On our second night, the banquet was held in a herder’s modest home, outside of town. The same embarrassment of dried fruits and dairy products were laid out for our arrival, and off to the side, on the couch, I could see Wang Yuan’s senior management starting to remove the packaging from the baijiu bottles. By this point, the CEO had given up his conceit about camel milk inhibiting the effect of alcohol, and he leaned over and whispered to me, “We need a strategy.” He came up with an elaborate toasting ritual, using his god-like status among these herders to force toast after toast on them, until their eyes turned red and the room got loud. My fixer, seated to the CEO’s left, survived by pretending to take a sip of tea after each toast, and then coyly spitting the baijiu back into the tea. I drank it straight and tried to eat as much as possible.
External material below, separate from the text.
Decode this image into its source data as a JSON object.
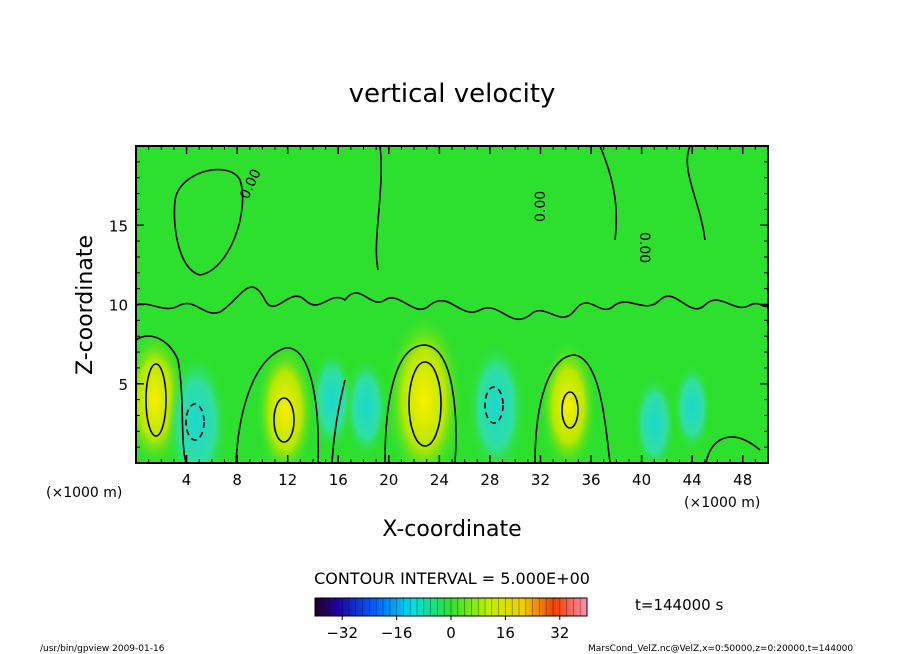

The better part of a roast sheep arrived on the table and the snacks were cleared away. A round and jolly camel herder named Jiger Hurmet, a big guy who had already imbibed enough baijiu for all of us, did the honors. He pulled out a long pocket knife and divided up the meat of the sheep’s head with the practiced patter of a wedding officiant. “To the beautiful woman over here, an ear, so that she may better hear and understand her husband,” he started. “To our new singing friends over here, the meat from the upper palate, so that you may use it to speak the truth about us.” Until it’s divided up like this, you don’t realize how many different types of meat there are on a sheep’s head. I think I was given part of a cheek. I’m not clear how it was supposed to benefit me.
By this point, it didn’t matter. The night was getting sloppy and camel milk was not going to stop it. Music helped. The Kazakhs are famous for their singing, and out of nowhere, a dombra, a Kazakh lute, appeared.
Resting it against his ample belly, the intoxication fell away and the table fell under the trance of Hurmet’s booming voice and folk songs, which carried through the house and out into the courtyard. Halfway through, he made a solemn speech about a song that was dedicated to CEO Chen, the man whose company had single-handedly raised his standard of living and brought him to the feast that night. He broke into a mournful verse and began strumming both strings in rapid succession. It was a sad story, a fable of a young camel that was separated from its family, lost in the desert, a parable about never being able to go home again.
When he finished, the living room erupted in applause, and Hurmet immediately stood up to offer Chen another shot of baijiu. The night continued on like this, getting hazier and hazier until finally it was time to go. Hurmet dragged me out of the house, through the courtyard and into the backyard, a pitch-black area lit from above by the thousands of stars in the sky, the type of view you only get far from a city. He pulled me into a big bear hug and slurred into my ear. “Look at this place. This is where I’m from,” he said. “Tell people about what Chen has done for us.”